Через несколько дней после этих событий Ушинский посетил урок русского языка учителя Соболевского, который преподавал в младших классах. Это был человек сухой, как скелет, длинный, как жердь, с низким лбом, с провалившимися щеками, с косыми глазами и коротко подстриженными волосами, торчащими на голове, как у ежа. При чтении и разговоре он так брызгал слюною, что воспитанницы, сидевшие обычно в первом ряду, старались пересесть куда-нибудь подальше.
Его урок делился на две части. Первую половину времени он спрашивал заданную страницу из грамматики, причем требовал, чтобы ее отвечали слово в слово. Диктовкой же он никогда не занимался, и ученицы его разучились бы, наверное, писать, если бы он не задавал списывать и выучивать одну за другой басни Крылова.

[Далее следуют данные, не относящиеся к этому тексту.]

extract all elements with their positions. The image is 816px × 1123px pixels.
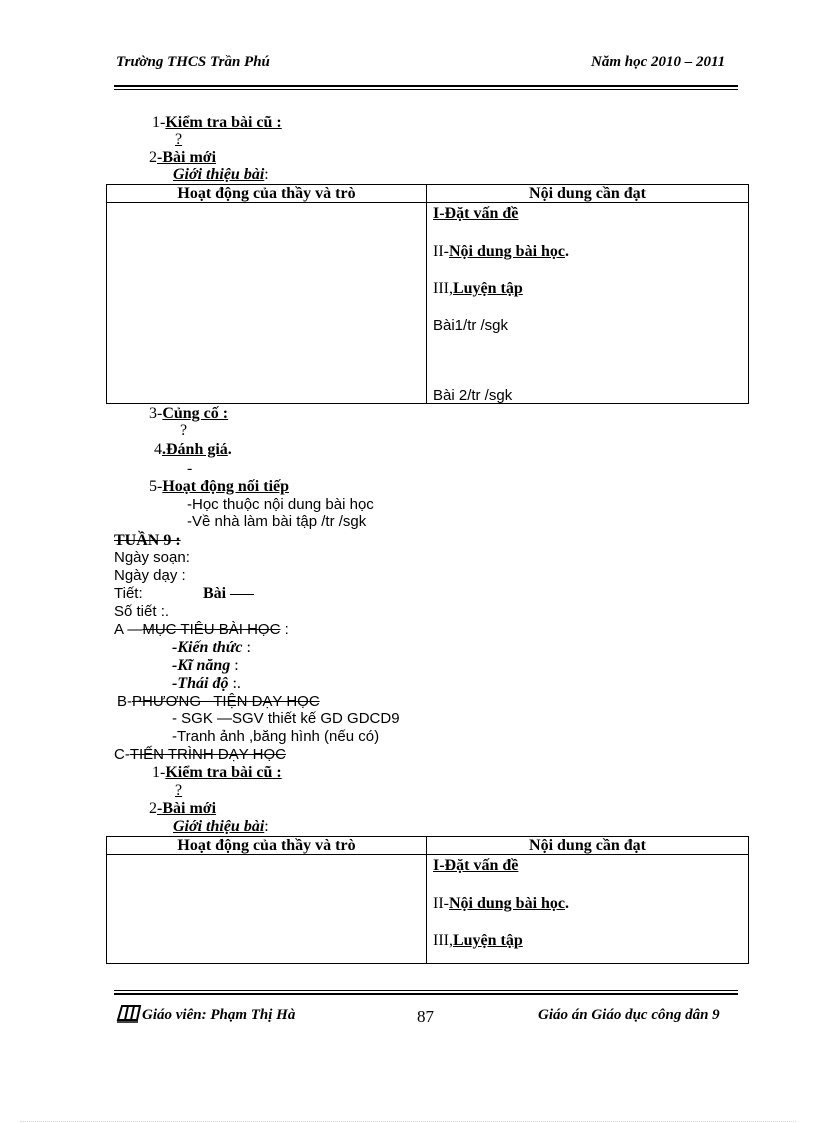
activity-cell [107,203,427,404]
dat-van-de: I-Đặt vấn đề [433,205,519,222]
muctieu-heading: A —MỤC TIÊU BÀI HỌC : [114,621,289,638]
baimoi-heading-2: 2-Bài mới [149,800,217,817]
hoatdong-heading: 5-Hoạt động nối tiếp [149,478,290,495]
bai2: Bài 2/tr /sgk [433,387,513,404]
phuongtien-heading: B-PHƯƠNG TIỆN DẠY HỌC [117,693,320,710]
noi-dung-bai-hoc: II-Nội dung bài học. [433,895,570,912]
page-edge [20,1121,796,1122]
header-rule [114,85,738,87]
page-number: 87 [417,1007,434,1026]
dash: - [187,460,193,477]
bai-label: Bài [203,585,254,602]
gioithieu-label: Giới thiệu bài: [173,166,269,183]
gioithieu-label-2: Giới thiệu bài: [173,818,269,835]
col-header-activity: Hoạt động của thầy và trò [107,837,427,855]
dat-van-de: I-Đặt vấn đề [433,857,519,874]
lesson-table-2 [106,836,749,964]
footer-rule-thin [114,990,738,991]
activity-cell [107,855,427,964]
header-year: Năm học 2010 – 2011 [591,54,726,70]
cungco-heading: 3-Củng cố : [149,405,229,422]
hoatdong-item-2: -Về nhà làm bài tập /tr /sgk [187,513,367,530]
question-mark-3: ? [175,782,183,799]
kienthuc: -Kiến thức : [172,639,251,656]
question-mark: ? [175,131,183,148]
footer-book: Giáo án Giáo dục công dân 9 [538,1007,720,1023]
tuan-heading: TUẦN 9 : [114,532,181,549]
tientrinh-heading: C-TIẾN TRÌNH DẠY HỌC [114,746,286,763]
col-header-content: Nội dung cần đạt [427,837,749,855]
col-header-content: Nội dung cần đạt [427,185,749,203]
lesson-table-1 [106,184,749,404]
noi-dung-bai-hoc: II-Nội dung bài học. [433,243,570,260]
tiet: Tiết: [114,585,143,602]
col-header-activity: Hoạt động của thầy và trò [107,185,427,203]
content-cell [427,203,749,404]
ngay-day: Ngày dạy : [114,567,186,584]
content-cell [427,855,749,964]
kiemtra-heading-2: 1-Kiểm tra bài cũ : [152,764,282,781]
header-rule-thin [114,89,738,90]
footer-rule [114,993,738,995]
ngay-soan: Ngày soạn: [114,549,190,566]
bai1: Bài1/tr /sgk [433,317,509,334]
so-tiet: Số tiết :. [114,603,170,620]
phuongtien-tranh: -Tranh ảnh ,băng hình (nếu có) [172,728,380,745]
book-icon [116,1003,142,1023]
thaido: -Thái độ :. [172,675,241,692]
luyen-tap: III,Luyện tập [433,280,523,297]
baimoi-heading: 2-Bài mới [149,149,217,166]
phuongtien-sgk: - SGK —SGV thiết kế GD GDCD9 [172,710,400,727]
footer-teacher: Giáo viên: Phạm Thị Hà [116,1003,295,1024]
hoatdong-item-1: -Học thuộc nội dung bài học [187,496,374,513]
header-school: Trường THCS Trần Phú [116,54,270,70]
kiemtra-heading: 1-Kiểm tra bài cũ : [152,114,282,131]
kinang: -Kĩ năng : [172,657,239,674]
luyen-tap: III,Luyện tập [433,932,523,949]
question-mark-2: ? [180,422,188,439]
danhgia-heading: 4.Đánh giá. [154,441,232,458]
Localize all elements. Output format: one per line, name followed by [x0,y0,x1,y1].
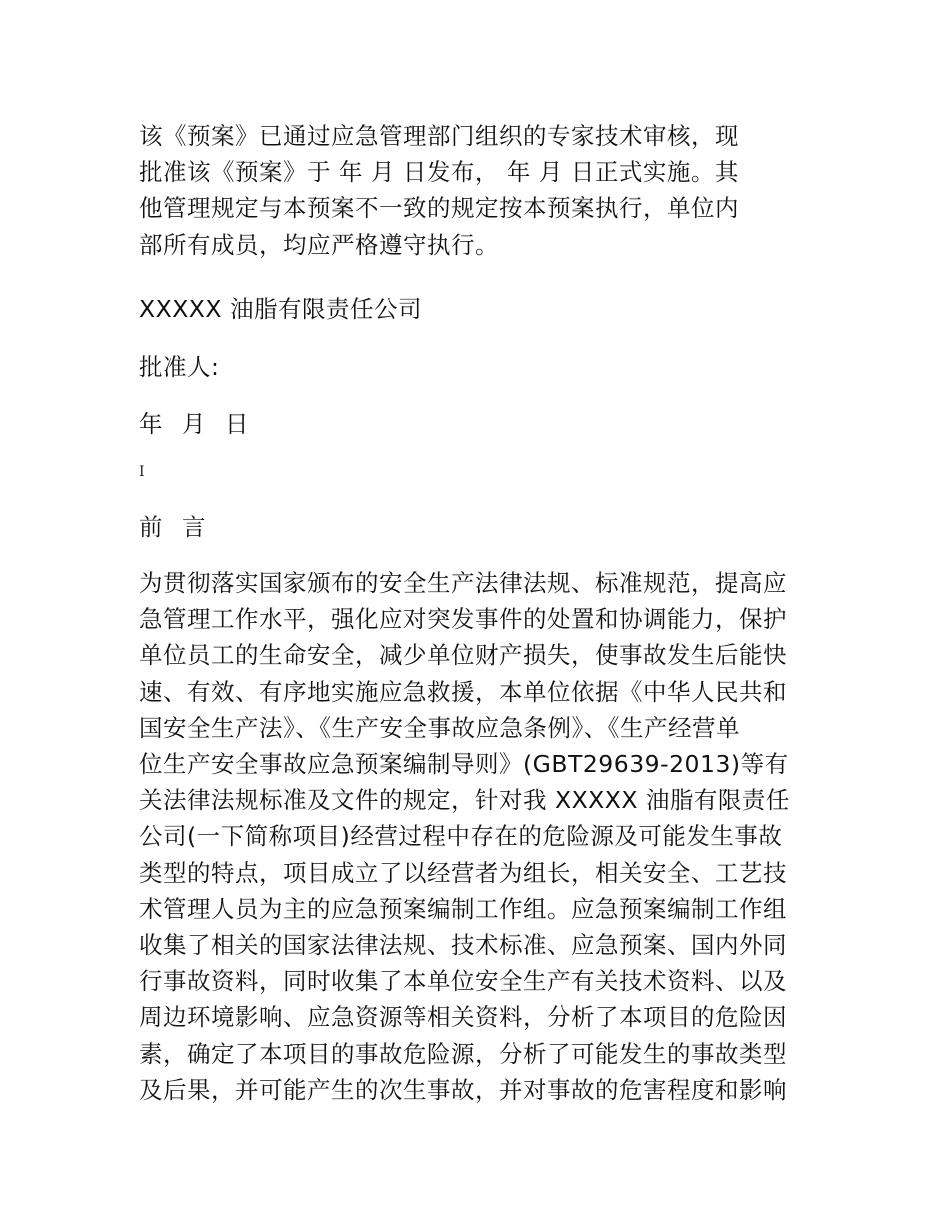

Вторую часть своего урока Соболевский посвящал чтению басен. Он всегда был недоволен ответом и каждой вызванной им девочке показывал, как следует декламировать. Начиналось настоящее представление. Зверей он изображал в лицах. Когда надо было показать лису, он, сгибаясь в три погибели и скосив свои и без того косые глаза, произносил слова тонким голосом, а чтобы изобразить хвост, откидывал одну руку назад да еще помахивал сзади тетрадкой, свернутой в трубочку. Если дело шло о слоне, он поднимался на цыпочки, а хобот должны были обозначать три тетради, свернутые в трубочку и вложенные одна в другую. При этом, смотря по тому, кого он изображал, Соболевский то бегал и рычал, то, стоя на месте, передергивал плечами и оскаливал зубы.
Ушинский вошел на урок как раз в ту минуту, когда Соболевский декламировал басню "Слон и Моська". Увидев Ушинского, учитель призвал все свои артистические способности. Дойдя до слов: "Ну на него метаться, и лаять, и визжать, и рваться", он волчком забегал по классу, а голос его уподобился визгу собаки, которой наступили на хвост. С изумлением смотрел на него Ушинский, не делая ни малейшего замечания. Но вдруг, чтобы прекратить комедию, он громко сказал:
— Я буду диктовать.
После своей диктовки Ушинский просмотрел несколько тетрадей и заметил, что частенько в словах было больше ошибок, чем букв. Он покачал головой и вышел из класса,
В нижнем коридоре, столкнувшись с Соболевским, Ушинский сказал ему:
— Вы, вероятно, слышали много похвал выразительному чтению, но у вас выходит целое представление… Так кривляться даже унизительно для достоинства учителя.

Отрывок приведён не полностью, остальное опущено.